By setting up in Mexico, all the raw materials for the products - the oak, glue, nails, and hinges - that go into making cabinets come from the US. The theory is that industries that produce these goods will grow, offsetting some of the job losses caused by manufacturers moving south.

In addition, the US parent companies that set up operations in Mexico will be more competitive. Other jobs are created in the US, Sinkin and others maintain, as accountants, distributers, and other firms set up along the border to service the companies.

"For the guy who was going to lose his job in Los Angeles, all this is very little consolation," Sinkin says. "But that person was going to lose his job anyway. I don't think creating more sewing jobs in the US is the answer to our competitiveness."

Union leaders and other critics wince at this. They see only unemployed workers in Detroit and Los Angeles, and firms operating south of the border that pollute and exploit Mexican workers. The answer to competitiveness, they say, is to invest in machines and manpower at home.

"We benefit by investing in new plant and equipment and better training and education of workers," says Joseph Francis, head of a regional labor council in San Diego. "When you abandon this, you lose."

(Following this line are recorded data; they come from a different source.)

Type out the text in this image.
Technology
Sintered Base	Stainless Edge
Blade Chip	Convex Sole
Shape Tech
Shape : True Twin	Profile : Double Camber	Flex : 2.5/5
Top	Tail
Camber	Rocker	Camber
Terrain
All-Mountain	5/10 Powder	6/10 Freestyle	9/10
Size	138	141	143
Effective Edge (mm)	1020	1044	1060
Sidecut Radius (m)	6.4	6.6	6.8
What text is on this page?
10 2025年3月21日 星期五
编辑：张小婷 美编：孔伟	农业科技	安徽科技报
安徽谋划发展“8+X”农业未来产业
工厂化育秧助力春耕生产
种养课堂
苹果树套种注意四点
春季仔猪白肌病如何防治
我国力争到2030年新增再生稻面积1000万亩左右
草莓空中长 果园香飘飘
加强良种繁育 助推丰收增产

All these arguments mean little to Angelica Munoz. She moved to Tijuana from Acapulco to make more money. She does earn more now - $50 a week, about twice the minimum wage in Mexico - fastening rollers on cabinets at the furniture factory here. She works 9.5 hours a day, five days a week, with a half hour off for lunch. "I like the job," she says. "But I would like to make more money."

Antonio Ortez, who sands nearby, also makes more now than he did as a farmer in interior Mexico. "It is a little tight," says the cowboy-hatted worker, who lives with his family of seven in a makeshift house he built. "But I like the maquiladoras. There is work available."